If you can go to a gig and smile throughout isn’t that something worth celebrating? Yellow and orange balloons bounce onto your head; you raise your hands to the sky as confetti drips over you like psychedelic rain. A pair of oversized hands bookend the stage as the band emerges from a giant LED vagina. A Flaming Lips show is a unique experience.
But this vagina entrance is not the first time we glimpse the talismanic Wayne Coyne. He took a position, grinning, by the onstage mixing desk to hear the support, his nephew’s band, Stardeath & White Dwarfs. Then he pounced onstage during the changeover to make sure everything was set up properly, something you suspect he’d been doing since load in. The lengthy soundcheck/instrument tuning featured the whole band. Finally, Wayne’s health and safety lecture followed then a quick dash off before emerging for the show. The Lips do things a little differently.
Incidentally, Stardeath were really rather good. Swirling guitars and pulsating bass, if not a little too much strobe light, and their fantastic cover of Madonna’s Borderline, made for an enjoyable support slot. It’s testament to the power of the Flaming Lips show and songs that their previous stage cameos took nothing away from Race For The Prize, the joyous bouncy opener. Sure, it’s a shtick in and of itself, the circus in front of you. But it just feels so good, makes you glow from the inside. Other rock shows can only look pedestrian in comparison. It’s a good job their music is as brilliant as it is, otherwise it’d just show up a great spectacle with nothing behind it. Fortunately, having just released their 12th album, the Lips know what they are doing.
The audience was dazzled, taking whatever was thrown, literally and figuratively, whether it was the searing See The Leaves from new album Embryonic, or a glowing singalong of Yoshimi Battles the Pink Robots. Even their tendency to pause for applause near the end of songs before they’re over, several times, never feels annoying or contrived. Everything is endearing and charming with enigmatic support on bass provided by longtime member Michael Ivins and, the musical driving force and all round genius, Steven Drozd, on guitars and keyboards.
It’s a collective, with touring drummer Kliph Scurlock and a whole host of animal costume clad friends at both sides of the stage. But the focal point is always rock philosopher Wayne Coyne, clad in his usual linen suit with wild greying hair and beard. It’s his show, the hands-on ringmaster pulling all the chaos together with his beautiful almost Neil Young sounding voice. He creates a chaotic kind of control, as he rolls on the audience’s heads inside a giant plastic ball. It was a gig that had everything – thumping riffs on The W.A.N.D., the gentle Fight Test and the cathartic Do You Realize?? to finish.
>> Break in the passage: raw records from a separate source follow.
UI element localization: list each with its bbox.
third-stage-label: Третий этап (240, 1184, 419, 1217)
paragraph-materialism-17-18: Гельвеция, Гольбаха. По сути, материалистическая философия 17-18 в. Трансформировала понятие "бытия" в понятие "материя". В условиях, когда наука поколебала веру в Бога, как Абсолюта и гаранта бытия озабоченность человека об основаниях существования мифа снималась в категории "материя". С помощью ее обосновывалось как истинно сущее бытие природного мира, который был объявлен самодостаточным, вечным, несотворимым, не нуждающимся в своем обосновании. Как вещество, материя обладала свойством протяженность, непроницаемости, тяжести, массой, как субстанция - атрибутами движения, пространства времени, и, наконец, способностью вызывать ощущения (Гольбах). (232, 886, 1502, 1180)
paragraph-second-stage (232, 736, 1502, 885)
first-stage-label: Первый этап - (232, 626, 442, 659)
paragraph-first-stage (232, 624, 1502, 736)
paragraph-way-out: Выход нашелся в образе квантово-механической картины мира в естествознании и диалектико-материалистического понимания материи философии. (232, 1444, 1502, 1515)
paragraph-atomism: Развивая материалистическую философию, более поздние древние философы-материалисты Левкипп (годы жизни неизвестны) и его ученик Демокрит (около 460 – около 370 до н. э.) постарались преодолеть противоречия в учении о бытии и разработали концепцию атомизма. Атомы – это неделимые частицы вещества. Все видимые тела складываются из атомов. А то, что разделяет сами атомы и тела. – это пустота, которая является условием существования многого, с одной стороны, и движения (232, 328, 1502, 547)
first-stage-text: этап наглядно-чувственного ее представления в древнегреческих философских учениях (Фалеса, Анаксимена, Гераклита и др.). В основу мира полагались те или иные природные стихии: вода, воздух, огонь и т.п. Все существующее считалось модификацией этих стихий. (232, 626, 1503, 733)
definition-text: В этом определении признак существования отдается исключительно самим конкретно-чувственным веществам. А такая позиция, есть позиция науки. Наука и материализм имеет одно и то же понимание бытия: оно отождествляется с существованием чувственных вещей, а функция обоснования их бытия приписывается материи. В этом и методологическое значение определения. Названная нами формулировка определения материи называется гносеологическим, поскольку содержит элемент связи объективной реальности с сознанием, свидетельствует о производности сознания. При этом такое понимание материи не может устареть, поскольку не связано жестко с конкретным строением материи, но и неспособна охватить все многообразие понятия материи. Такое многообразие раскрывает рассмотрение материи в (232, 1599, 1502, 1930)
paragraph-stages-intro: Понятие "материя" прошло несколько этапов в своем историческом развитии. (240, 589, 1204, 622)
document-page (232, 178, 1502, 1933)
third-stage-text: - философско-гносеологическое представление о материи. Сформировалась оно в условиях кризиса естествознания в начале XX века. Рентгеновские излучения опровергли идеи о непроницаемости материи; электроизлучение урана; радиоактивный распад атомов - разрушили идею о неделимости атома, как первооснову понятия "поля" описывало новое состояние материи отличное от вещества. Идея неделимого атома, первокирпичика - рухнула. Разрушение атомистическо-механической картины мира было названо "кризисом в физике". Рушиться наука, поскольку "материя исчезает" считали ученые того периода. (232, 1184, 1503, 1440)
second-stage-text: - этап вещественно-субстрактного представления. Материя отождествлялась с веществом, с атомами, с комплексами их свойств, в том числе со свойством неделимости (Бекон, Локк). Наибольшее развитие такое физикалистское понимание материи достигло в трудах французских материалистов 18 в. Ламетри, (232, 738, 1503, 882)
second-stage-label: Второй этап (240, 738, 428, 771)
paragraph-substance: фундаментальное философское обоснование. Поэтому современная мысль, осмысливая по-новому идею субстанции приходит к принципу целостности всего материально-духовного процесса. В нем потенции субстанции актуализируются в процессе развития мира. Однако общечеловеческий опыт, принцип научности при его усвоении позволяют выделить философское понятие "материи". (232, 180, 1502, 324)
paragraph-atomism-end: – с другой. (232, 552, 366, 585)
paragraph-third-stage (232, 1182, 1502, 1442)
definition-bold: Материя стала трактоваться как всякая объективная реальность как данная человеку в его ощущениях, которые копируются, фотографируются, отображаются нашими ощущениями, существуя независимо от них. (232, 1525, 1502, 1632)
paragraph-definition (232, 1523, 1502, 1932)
I’m sure, reading a recent Pitchfork set of fan comments, that their ‘real’ (read: pre Yoshimi) fans resent this current incarnation. That it’s become all about the show and their music is not what it was. Classic sour grapes from the ‘I liked them 15 years ago’ brigade. Once they were a well-kept secret, now they are at the big cult band end of the spectrum, but I don’t see what the complaining is about. The music is wonderful; the show is unusual and creates happiness in a crowd of people usually, given its London, full of cynicism. They need us to complete the show; it’s a contract between performer and listener. Too many bands have disdain for their audience, this band see us as crucial parts of the show. They can’t do it without us. I walked out of the Troxy feeling high as a kite, wishing more gigs were like this. When I got home and took off my shirt, half a dozen bits of yellow and orange confetti fell out and spiralled to the floor. All gigs should feel like this.